MSRC ActiveX control servicing strategy
There is one wrinkle in our servicing strategy for this vulnerability. You might recall from previous ActiveX control cases that the MSRC typically ships an updated binary along with a killbit for the old binary and phoenix bit pointing to the new binary. The new binary, the killbit, and the phoenix bit will all be installed by a single package ensuring that legitimate use of the ActiveX control will not be disrupted. One or two months later, the MSRC will ship a stand-alone killbit to block any instantiation of the old control. The idea is that any legitimate users of the control by then would have the phoenix bit pointing to the new binary so killing the old clsid entirely will not disrupt legitimate use of the binary.

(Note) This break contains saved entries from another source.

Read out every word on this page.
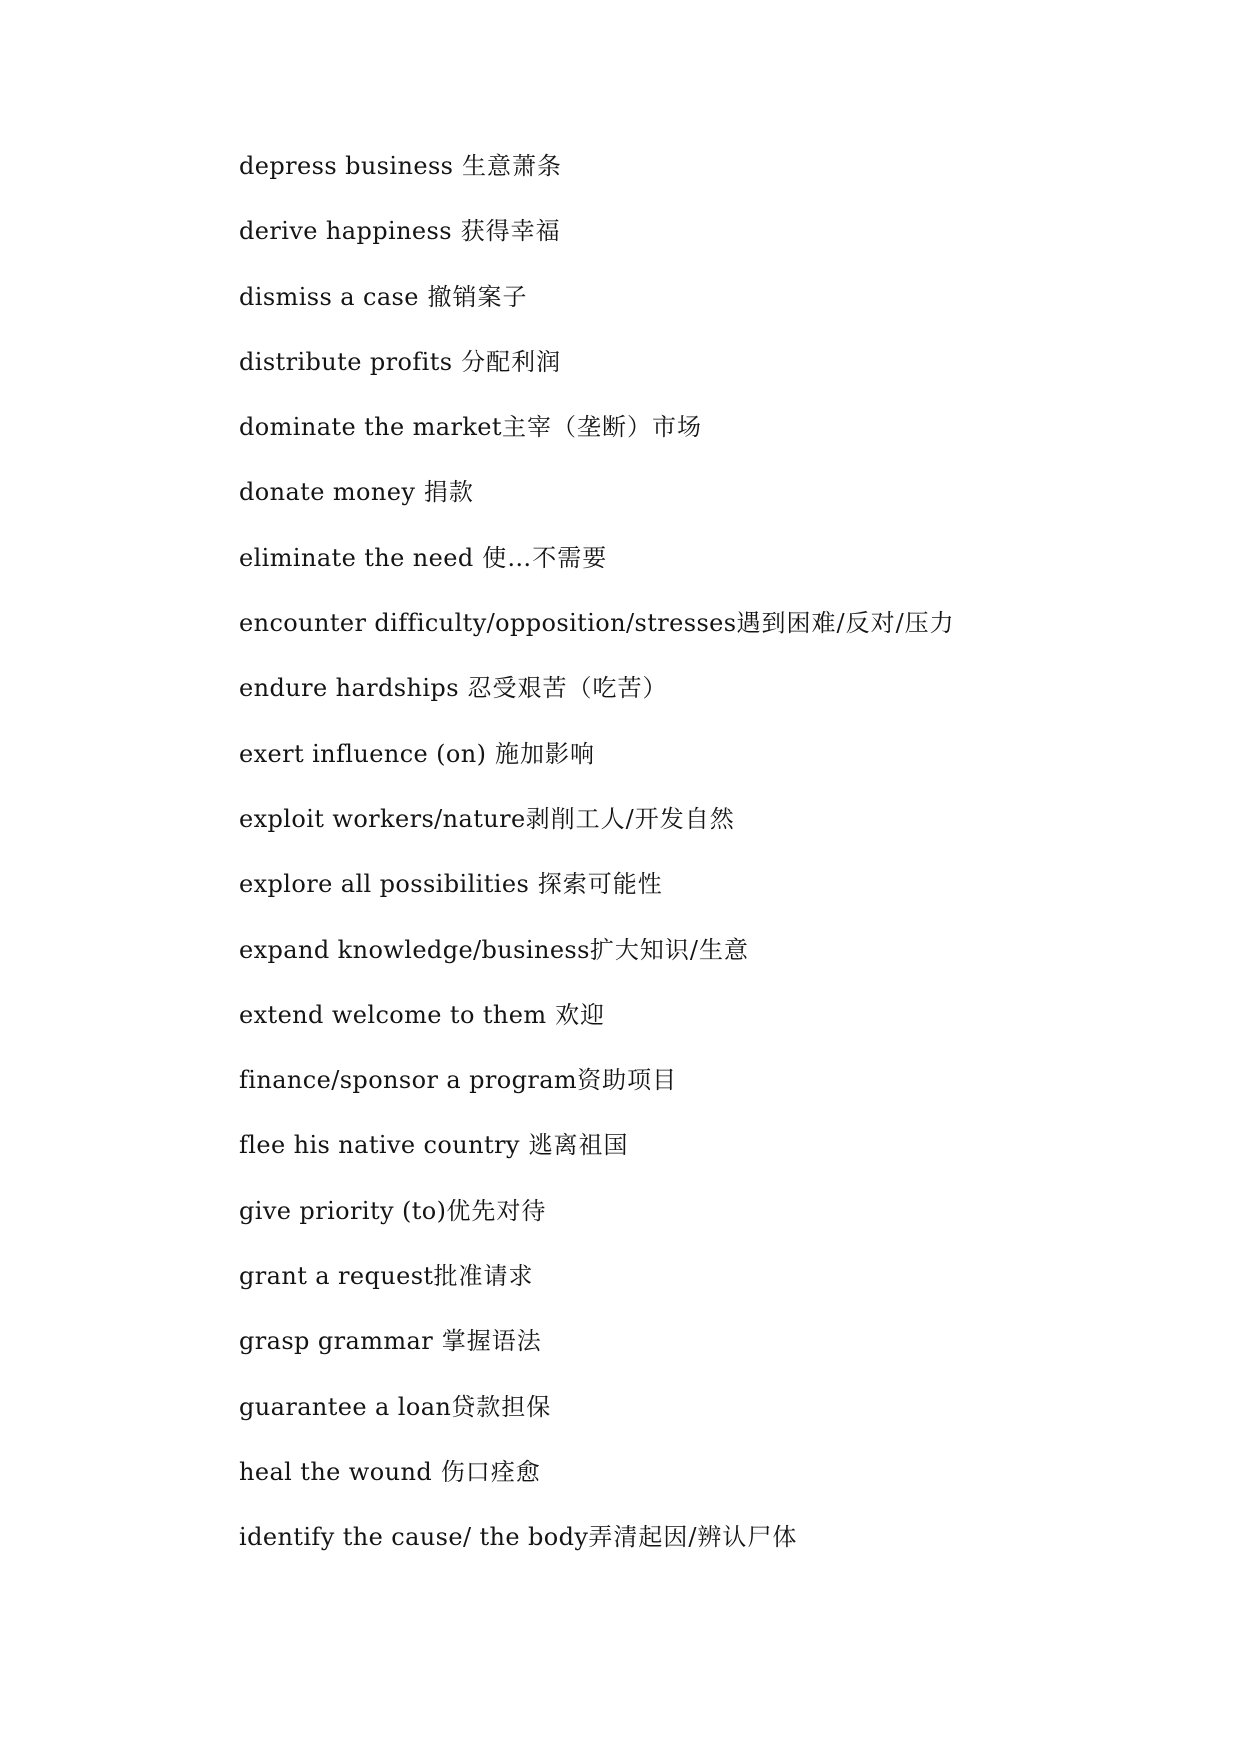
depress business 生意萧条
derive happiness 获得幸福
dismiss a case 撤销案子
distribute profits 分配利润
dominate the market主宰（垄断）市场
donate money 捐款
eliminate the need 使…不需要
encounter difficulty/opposition/stresses遇到困难/反对/压力
endure hardships 忍受艰苦（吃苦）
exert influence (on) 施加影响
exploit workers/nature剥削工人/开发自然
explore all possibilities 探索可能性
expand knowledge/business扩大知识/生意
extend welcome to them 欢迎
finance/sponsor a program资助项目
flee his native country 逃离祖国
give priority (to)优先对待
grant a request批准请求
grasp grammar 掌握语法
guarantee a loan贷款担保
heal the wound 伤口痊愈
identify the cause/ the body弄清起因/辨认尸体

MS08-041 is the package that ships the updated Snapshot Viewer ActiveX control, the killbit for the old clsids, and the phoenix bit pointing the old clsids to their new clsid equivalents. So if you install MS08-041, you will be safe from attacks leveraging this vulnerability in snapview.ocx. However, keep in mind that if you don’t already have Microsoft Office installed, you likely won’t be offered MS08-041 by Microsoft Update. It makes sense because if you don’t have the control installed, you wouldn’t want Microsoft to push it down onto your computer. From the previous paragraph, recall that the MSRC will follow the initial package with a stand-alone killbit. That will ship with the next ActiveX killbit package after users who legitimately use and need the Snapshot Viewer ActiveX control have installed the new binary. In the meantime, if the computers you control do not have Office installed, you should consider setting the killbit on those computers to be sure you’re safe. You can find the steps to do so in the bulletin workaround section.